A viagem para casa foi tranquila, se retirarmos o facto do chão italiano não estar feito para neve. O meu chuveiro é menos escorregadio. Ia caindo uma série de vezes. Como não o fiz, ainda permanece um mistério para mim. A primeira coisa que fizemos quando chegámos a casa foi sentir o alivio trazido pelo bafo quente do prédio. A segunda coisa foi colocar as roupas molhadas a secar. A terceira foi vestir roupa seca, meter a luva da cozinha na mão e sair outra vez.
O objetivo era simples: vamos fazer um boneco de neve.
Não tínhamos aspirações de construir um Olaf (Frozen) que nos pudesse fazer companhia ao jantar, limpar a casa com a sua magia e, quiçá, aproveitar que estava de boa fé e pagar a renda… Queríamos apenas fazer um boneco de neve normal. Começámos como todos os bonecos de neve começam: juntar um bom monte de neve no chão. A melhor neve estava caída sobre os carros, pois era a mais limpa, mais fácil de recolher e tinha já uns belos centímetros. Tirando o facto de estarmos a tirar neve de uma carrinha e os donos aparecerem nesse momento, o plano correu às mil maravilhas.
O boneco começou a ganhar forma. Não a forma de um boneco de neve normal, mas não obstante, uma forma. Parecia um largo tronco cilíndrico. Por isso, o melhor seria fazer-lhe uns braços. E meter-lhe uma cabeça… Com este cenário completado, faltam os toques de midas. Definir os abdominais, colocar-lhe uns olhos e… um cigarro na boca? O quê? Sim… Foi o que aconteceu. Quando terminámos, decidimos que ainda lhe faltavam uns potentes seios pontiagudos. Basta-nos dizer que o boneco de neve parecia mais um feitiço sinistro para encantar Lúcifer que propriamente um boneco fofinho que aparece nos filmes de Natal.

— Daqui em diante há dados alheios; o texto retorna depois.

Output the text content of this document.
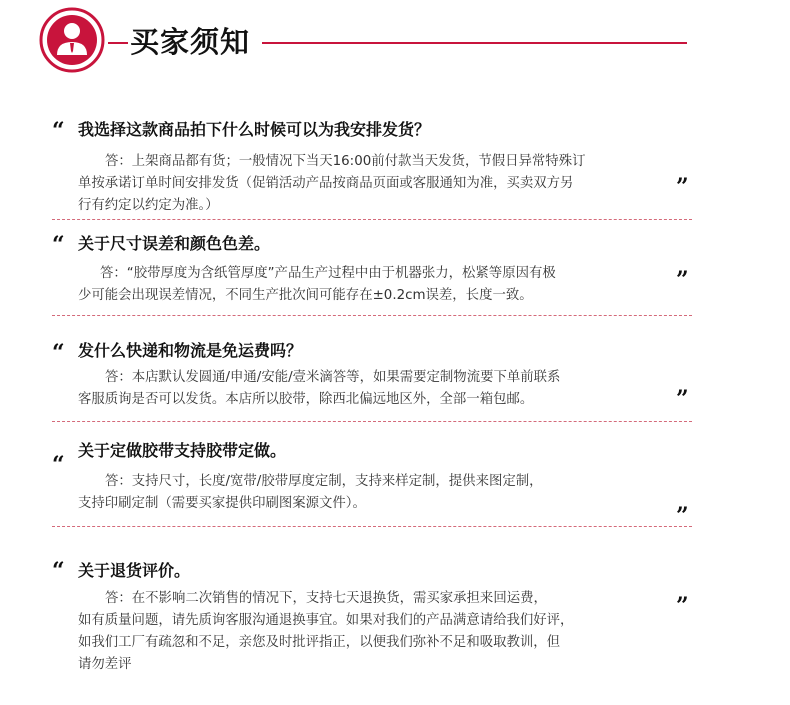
买家须知
“ 我选择这款商品拍下什么时候可以为我安排发货？
答：上架商品都有货；一般情况下当天16:00前付款当天发货，节假日异常特殊订
单按承诺订单时间安排发货（促销活动产品按商品页面或客服通知为准，买卖双方另
行有约定以约定为准。）
”
“ 关于尺寸误差和颜色色差。
答：“胶带厚度为含纸管厚度”产品生产过程中由于机器张力，松紧等原因有极
少可能会出现误差情况，不同生产批次间可能存在±0.2cm误差，长度一致。
”
“ 发什么快递和物流是免运费吗？
答：本店默认发圆通/申通/安能/壹米滴答等，如果需要定制物流要下单前联系
客服质询是否可以发货。本店所以胶带，除西北偏远地区外，全部一箱包邮。	”
“
关于定做胶带支持胶带定做。
答：支持尺寸，长度/宽带/胶带厚度定制，支持来样定制，提供来图定制，
支持印刷定制（需要买家提供印刷图案源文件）。	”
“ 关于退货评价。
答：在不影响二次销售的情况下，支持七天退换货，需买家承担来回运费，
如有质量问题，请先质询客服沟通退换事宜。如果对我们的产品满意请给我们好评，
如我们工厂有疏忽和不足，亲您及时批评指正，以便我们弥补不足和吸取教训，但
请勿差评
”
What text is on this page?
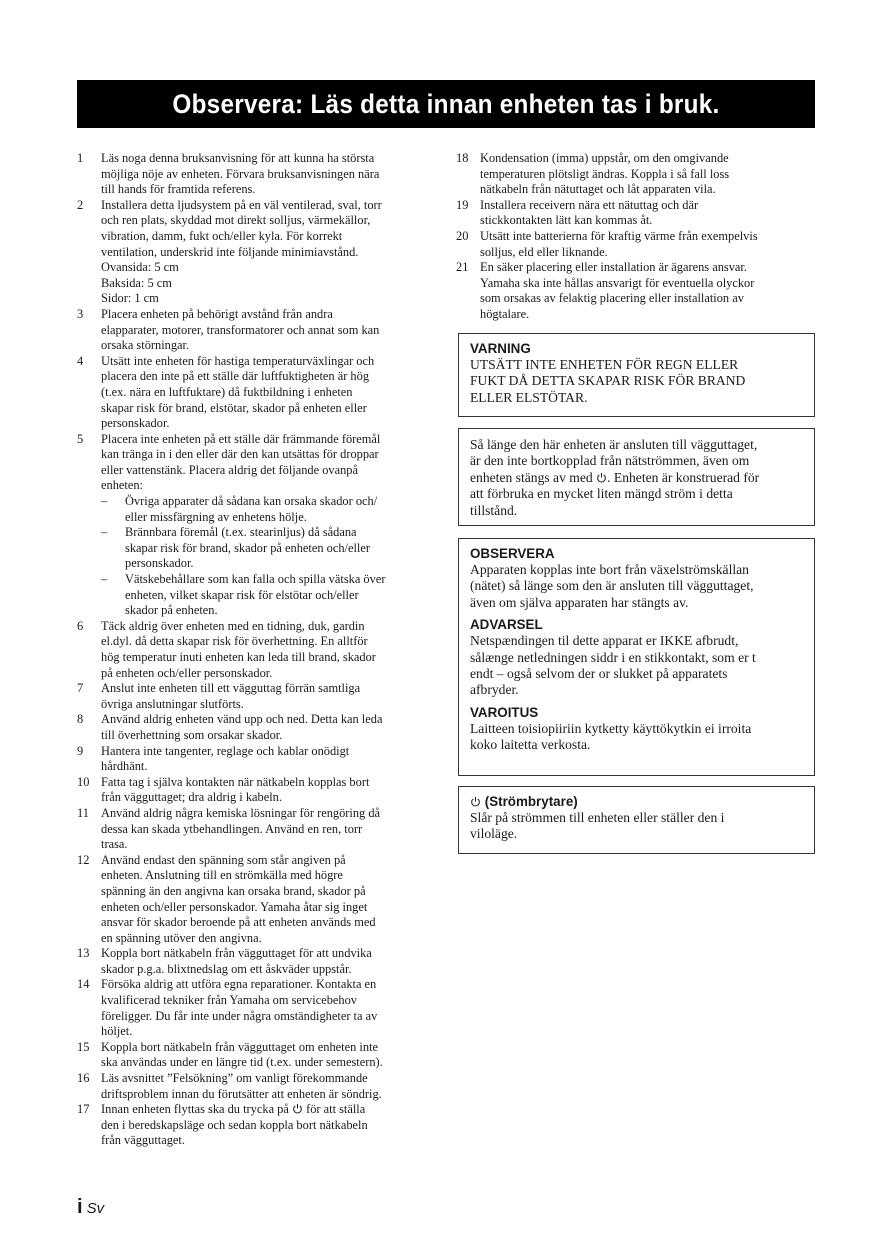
Observera: Läs detta innan enheten tas i bruk.
1	Läs noga denna bruksanvisning för att kunna ha största
möjliga nöje av enheten. Förvara bruksanvisningen nära
till hands för framtida referens.
2	Installera detta ljudsystem på en väl ventilerad, sval, torr
och ren plats, skyddad mot direkt solljus, värmekällor,
vibration, damm, fukt och/eller kyla. För korrekt
ventilation, underskrid inte följande minimiavstånd.
Ovansida: 5 cm
Baksida: 5 cm
Sidor: 1 cm
3	Placera enheten på behörigt avstånd från andra
elapparater, motorer, transformatorer och annat som kan
orsaka störningar.
4	Utsätt inte enheten för hastiga temperaturväxlingar och
placera den inte på ett ställe där luftfuktigheten är hög
(t.ex. nära en luftfuktare) då fuktbildning i enheten
skapar risk för brand, elstötar, skador på enheten eller
personskador.
5	Placera inte enheten på ett ställe där främmande föremål
kan tränga in i den eller där den kan utsättas för droppar
eller vattenstänk. Placera aldrig det följande ovanpå
enheten:
–	Övriga apparater då sådana kan orsaka skador och/
eller missfärgning av enhetens hölje.
–	Brännbara föremål (t.ex. stearinljus) då sådana
skapar risk för brand, skador på enheten och/eller
personskador.
–	Vätskebehållare som kan falla och spilla vätska över
enheten, vilket skapar risk för elstötar och/eller
skador på enheten.
6	Täck aldrig över enheten med en tidning, duk, gardin
el.dyl. då detta skapar risk för överhettning. En alltför
hög temperatur inuti enheten kan leda till brand, skador
på enheten och/eller personskador.
7	Anslut inte enheten till ett vägguttag förrän samtliga
övriga anslutningar slutförts.
8	Använd aldrig enheten vänd upp och ned. Detta kan leda
till överhettning som orsakar skador.
9	Hantera inte tangenter, reglage och kablar onödigt
hårdhänt.
10 Fatta tag i själva kontakten när nätkabeln kopplas bort
från vägguttaget; dra aldrig i kabeln.
11 Använd aldrig några kemiska lösningar för rengöring då
dessa kan skada ytbehandlingen. Använd en ren, torr
trasa.
12 Använd endast den spänning som står angiven på
enheten. Anslutning till en strömkälla med högre
spänning än den angivna kan orsaka brand, skador på
enheten och/eller personskador. Yamaha åtar sig inget
ansvar för skador beroende på att enheten används med
en spänning utöver den angivna.
13 Koppla bort nätkabeln från vägguttaget för att undvika
skador p.g.a. blixtnedslag om ett åskväder uppstår.
14 Försöka aldrig att utföra egna reparationer. Kontakta en
kvalificerad tekniker från Yamaha om servicebehov
föreligger. Du får inte under några omständigheter ta av
höljet.
15 Koppla bort nätkabeln från vägguttaget om enheten inte
ska användas under en längre tid (t.ex. under semestern).
16 Läs avsnittet ”Felsökning” om vanligt förekommande
driftsproblem innan du förutsätter att enheten är söndrig.
17 Innan enheten flyttas ska du trycka på för att ställa
den i beredskapsläge och sedan koppla bort nätkabeln
från vägguttaget.
18 Kondensation (imma) uppstår, om den omgivande
temperaturen plötsligt ändras. Koppla i så fall loss
nätkabeln från nätuttaget och låt apparaten vila.
19 Installera receivern nära ett nätuttag och där
stickkontakten lätt kan kommas åt.
20 Utsätt inte batterierna för kraftig värme från exempelvis
solljus, eld eller liknande.
21 En säker placering eller installation är ägarens ansvar.
Yamaha ska inte hållas ansvarigt för eventuella olyckor
som orsakas av felaktig placering eller installation av
högtalare.
VARNING

UTSÄTT INTE ENHETEN FÖR REGN ELLER
FUKT DÅ DETTA SKAPAR RISK FÖR BRAND
ELLER ELSTÖTAR.

Så länge den här enheten är ansluten till vägguttaget,
är den inte bortkopplad från nätströmmen, även om
enheten stängs av med . Enheten är konstruerad för
att förbruka en mycket liten mängd ström i detta
tillstånd.

OBSERVERA

Apparaten kopplas inte bort från växelströmskällan
(nätet) så länge som den är ansluten till vägguttaget,
även om själva apparaten har stängts av.

ADVARSEL

Netspændingen til dette apparat er IKKE afbrudt,
sålænge netledningen siddr i en stikkontakt, som er t
endt – også selvom der or slukket på apparatets
afbryder.

VAROITUS

Laitteen toisiopiiriin kytketty käyttökytkin ei irroita
koko laitetta verkosta.

(Strömbrytare)

Slår på strömmen till enheten eller ställer den i
viloläge.

i Sv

Tirámos um numero de fotografias congruente com as gargalhadas que o boneco demoníaco nos proporcionou. Recolhemos a casa, aquecemo-nos e estávamos a passar as fotos de uns para os outros. Levávamos a cabo esta nobre tarefa de partilha quando ouvimos um burburinho vindo da rua. Olhámos uns para os outros, curiosos, e decidimos espreitar pela janela. Sim: o demo que tínhamos construído à entrada de nossa casa estava a ser alvo de uma sessão fotográfica. Suspeitámos que não seriam os únicos a ser atraídos pelo poder oculto do Satanás de Neve. Foi assim que começou a nascer o nosso plano diabólico e permitam-me um MUAHAH. Sempre que detetámos agitação, abríamos um pouco da janela e proferíamos sons assustadores. Murmúrios do além. Entoações graves vindas do oculto. Sons que preencham os pesadelos. O esforço valeu bem a pena para assistir a corridas assustadas dos transeuntes mais crédulos.
O nevão em Verona será certamente uma das melhores memórias que levarei de Verona. O clarão brancos trouxe outro charme à já bela Verona.